I tend to give my mass-market paperback genre fiction away to friends or, sometimes, travel acquaintances (for lighter suitcases). I have an overflow problem as it is: what the hell would I do if I had to shelve three to nine thousand-page volumes of this or that fantasy series, a whole row of that sci-fi author, etc? I have been accused of developing this habit out of snobbery - I allegedly don't want anyone seeing these books among their higher-brow cousins on my shelves. That is nonsense. And part of the glee of giving the books away, of course, is the glee of having comrades in my genre-fiction-loving geekdom.

I took a box or two of textbooks to a public library once.

Beyond that, I have never actually executed a book-purge. I dread it. It will be a long, long while - decades, maybe - before I will admit the necessity. I don't know if it's fetishism, exactly, or compulsive creaturely acquisitivism, or what. But my books are my books. I don't even like returning borrowed books to the library. A few years ago, I cried when I returned the hundred or whatever that I had out for my senior thesis. I mean, bent-double, sobbing, hugging books to my chest, cried. There was more to it than information, or even a comfortable, nostalgia-inducing, fetishizable information technology, of course - it was about what those books signified, what I had achieved with them or next to them, the person I had become in the year or so I spent in their presence. Maybe that's true of the current books, borrowed and owned, as well. Every one a little bit of myself - like so many benevolent little horcruxes. And maybe horcruxes are just masquerading fetishes. But so be it. I'm a book-hoarder. That's not likely to change.

Dame Eleanor Hull said...

Unlike Moria, I keep genre fiction---if I love it and re-read it. There are fashions in these things, and beloved books can go out of print and become fetish items that you can't count on finding in libraries. Fiction I didn't enjoy can go. I tend to keep all scholarly stuff, even the ancient "innate feminine modesty" type, because you never know . . . I might need to use such a quotation sometime, or need to nail a plagiarist. Admittedly, plagiarists now copy from the internet, but I developed a habit of acquiring my own copies of the critical books my students were most likely to copy from, back in the day. The more cunning ones kept the library books checked out, you see, though the dumber ones didn't bother. It's hard for me to get rid of books, though not impossible.

Anonymous said...

I hate to admit it but one of my criteria is tatteredness; another is having marked it up too much or broken its spine while studying for my MA exam. I will relent on this for rare and antique books, but there's nothing like a totally tattered bookshelf to make things look depressing and shabby.

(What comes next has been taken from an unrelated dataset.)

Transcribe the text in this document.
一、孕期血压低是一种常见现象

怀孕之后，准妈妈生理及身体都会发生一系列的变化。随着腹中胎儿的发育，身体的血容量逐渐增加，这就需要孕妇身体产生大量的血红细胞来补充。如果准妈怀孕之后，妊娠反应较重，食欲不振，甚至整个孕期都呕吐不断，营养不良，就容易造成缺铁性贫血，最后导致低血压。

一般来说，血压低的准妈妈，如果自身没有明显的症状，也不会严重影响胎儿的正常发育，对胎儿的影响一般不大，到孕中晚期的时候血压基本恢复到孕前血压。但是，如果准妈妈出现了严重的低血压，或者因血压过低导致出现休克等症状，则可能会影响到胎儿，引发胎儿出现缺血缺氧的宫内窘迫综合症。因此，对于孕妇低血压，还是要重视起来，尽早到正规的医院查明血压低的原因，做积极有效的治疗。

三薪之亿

Also, if the spine is now so faded that I do not identify the title as the book sits on the shelf, I get rid of it. I am not going to recognize it, so I am going to take it out of the library or buy a new one; might as well admit this.

undine said...

Moria, you're not getting rid of books by giving away that genre fiction; as you say, you're creating new fans! I have the same feeling that you do after I've returned books that have been checked out for a long time; I see them on the library shelves and think, "wait--aren't you mine?"

Dame Eleanor Hull, I never thought of that--keeping the old books in case students would plagiarize out of them or that they'd keep the books checked out so you couldn't check.

profacero, I keep tattered ones or ones where I can't see the title because something about the physical properties of the book on the shelf makes it identifiable anyway.

Anonymous said...

I had great difficulty with this one because I tend, no I AM a book hoarder. And this post made me feel guilty because I know only too well that there are books I shall never read/use again. Each time I start sorting I look at those books and I find a genuine ? reason to leave well enough alone!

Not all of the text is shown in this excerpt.